In last winter, there was a big snow storm in South China. The electric system was damaged seriously. Lots of power lines were broken and lots of villages lost contact with the main power grid. The government wants to reconstruct the electric system as soon as possible. So, as a professional programmer, you are asked to write a program to calculate the minimum cost to reconstruct the power lines to make sure there's at least one way between every two villages.
Input
Standard input will contain multiple test cases. The first line of the input is a single integer T (1 <= T <= 50) which is the number of test cases. And it will be followed by T consecutive test cases.

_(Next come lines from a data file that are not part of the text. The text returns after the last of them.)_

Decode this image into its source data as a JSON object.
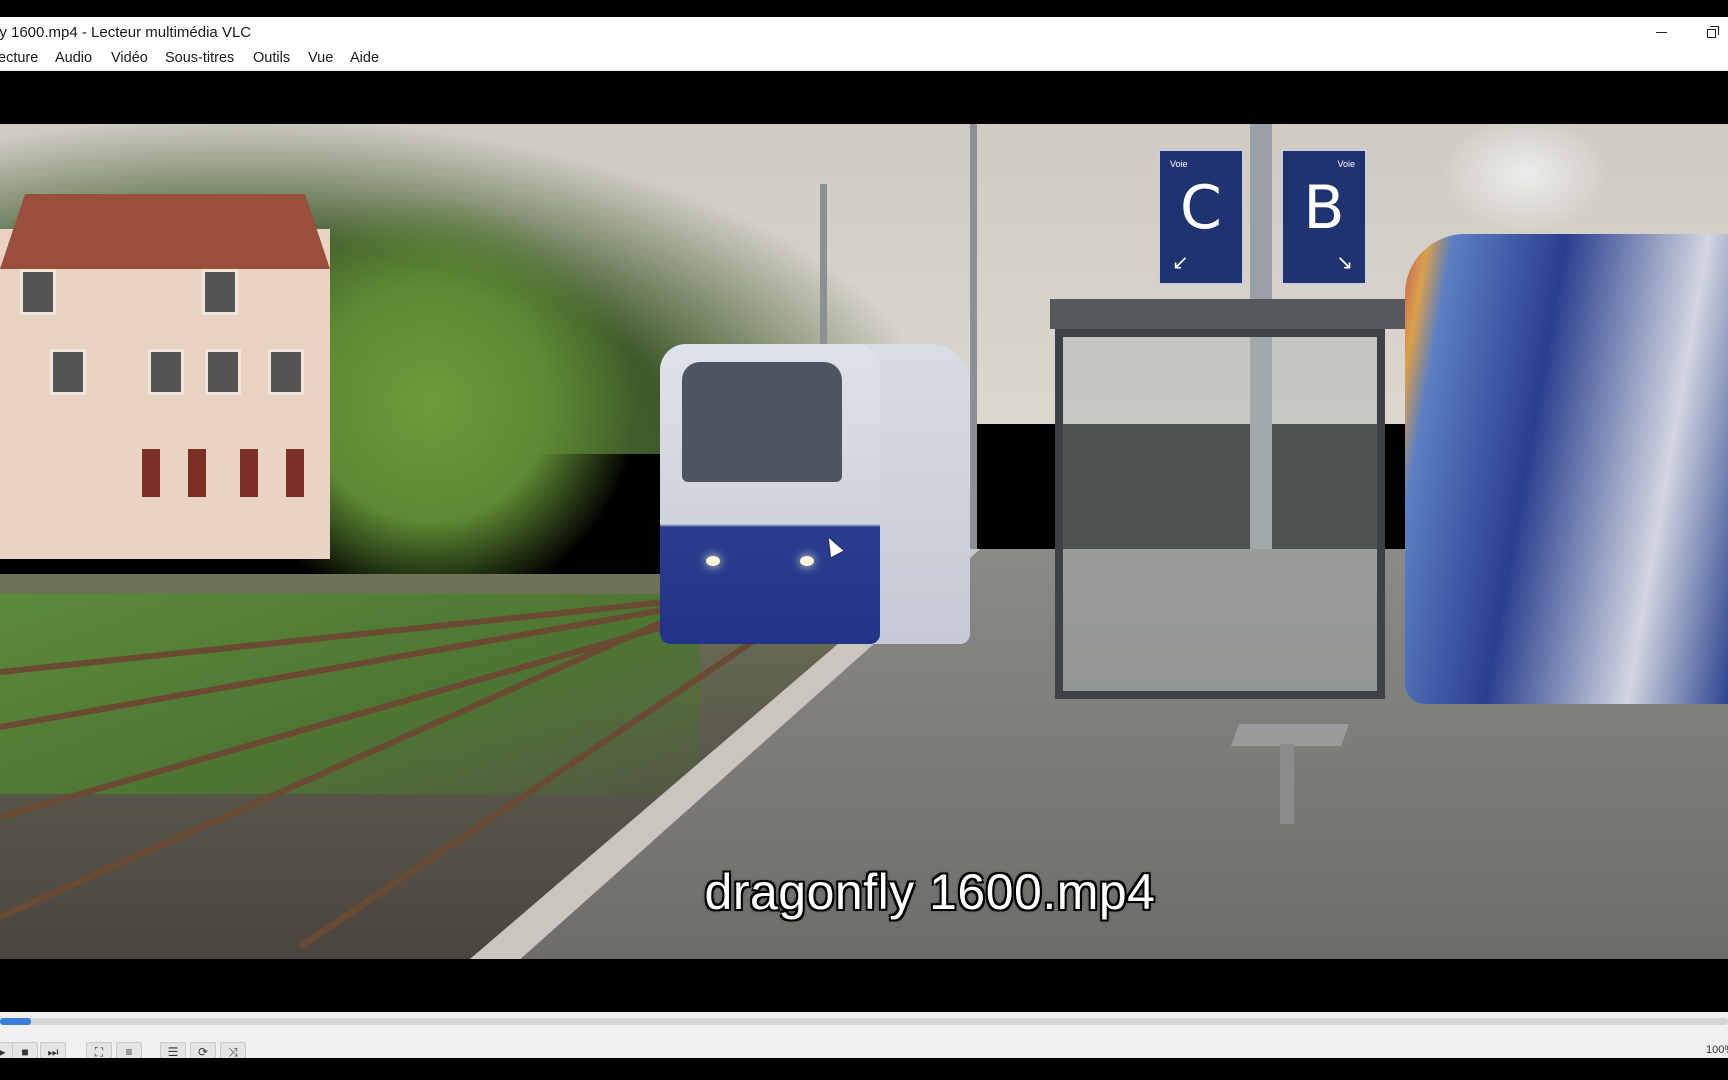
{
  "window": {
    "title": "ly 1600.mp4 - Lecteur multimédia VLC"
  },
  "menu": {
    "items": [
      "ecture",
      "Audio",
      "Vidéo",
      "Sous-titres",
      "Outils",
      "Vue",
      "Aide"
    ]
  },
  "video": {
    "overlay_title": "dragonfly 1600.mp4",
    "signs": [
      {
        "label": "Voie",
        "letter": "C",
        "arrow": "↙"
      },
      {
        "label": "Voie",
        "letter": "B",
        "arrow": "↘"
      }
    ]
  },
  "playback": {
    "progress": 0.018,
    "volume_label": "100%"
  },
  "controls": {
    "icons": [
      "play-icon",
      "stop-icon",
      "next-icon",
      "fullscreen-icon",
      "extended-settings-icon",
      "playlist-icon",
      "loop-icon",
      "shuffle-icon"
    ],
    "glyphs": [
      "▶",
      "■",
      "⏭",
      "⛶",
      "≡",
      "☰",
      "⟳",
      "⤨"
    ]
  },
  "colors": {
    "accent": "#3b7fd6",
    "sign_blue": "#1f3371"
  }
}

In each test case, the first line contains two positive integers N and E (2 <= N <= 500, N <= E <= N * (N - 1) / 2), representing the number of the villages and the number of the original power lines between villages. There follow E lines, and each of them contains three integers, A, B, K (0 <= A, B < N, 0 <= K < 1000). A and B respectively means the index of the starting village and ending village of the power line. If K is 0, it means this line still works fine after the snow storm. If K is a positive integer, it means this line will cost K to reconstruct. There will be at most one line between any two villages, and there will not be any line from one village to itself.
Output
For each test case in the input, there's only one line that contains the minimum cost to recover the electric system to make sure that there's at least one way between every two villages.
Sample Input
1 3 3 0 1 5 0 2 0 1 2 9
Sample Output
5
Author: ZHOU, Ran
Source: The 5th Zhejiang Provincial Collegiate Programming Contest
//1787279 2009-03-13 10:36:28 Wrong Answer 2966 C++ 10 184 Wpl
//1787280 2009-03-13 10:39:21 Accepted 2966 C++ 10 1172 Wpl
//ZOJ 2966 Build The Electric System 08年浙江省大学生程序设计竞赛
#include <iostream>
using namespace std;
int edges[502][502],sum;
struct node
{
int end;
int len;
}minedge[502];
void Prim(int n) //从0开始构建最小生成树
{
int v,k,j,min;
for(v=1;v<n;v++)
{
minedge[v].end=0;
minedge[v].len=edges[v][0];
}
minedge[0].len=-5;
for(k=1;k<n;k++) //找k-1条边
{
min=5000;
v=k;
for(j=1;j<n;j++)
if(minedge[j].len>=0&&minedge[j].len<min)
{
min=minedge[j].len;
v=j;
}
sum+=minedge[v].len;
minedge[v].len=-5;
for(j=1;j<n;j++)
{
if(minedge[j].len==-1||(edges[j][v]<minedge[j].len&&edges[j][v]>=0))
{
minedge[j].len=edges[j][v];
minedge[j].end=v;
}
}
}
}
int main()
{
int t;
scanf("%d",&t);
while(t--)
{
int n,e,i,j;
scanf("%d%d",&n,&e);
for(i=0;i<n;i++)
for(j=0;j<n;j++)
edges[i][j]=-1;
int a,b,k;
for(i=0;i<e;i++)
{
scanf("%d%d%d",&a,&b,&k);
edges[a][b]=k;
edges[b][a]=k;
}
sum=0;
Prim(n);
printf("%d\n",sum);
}
return 0;
}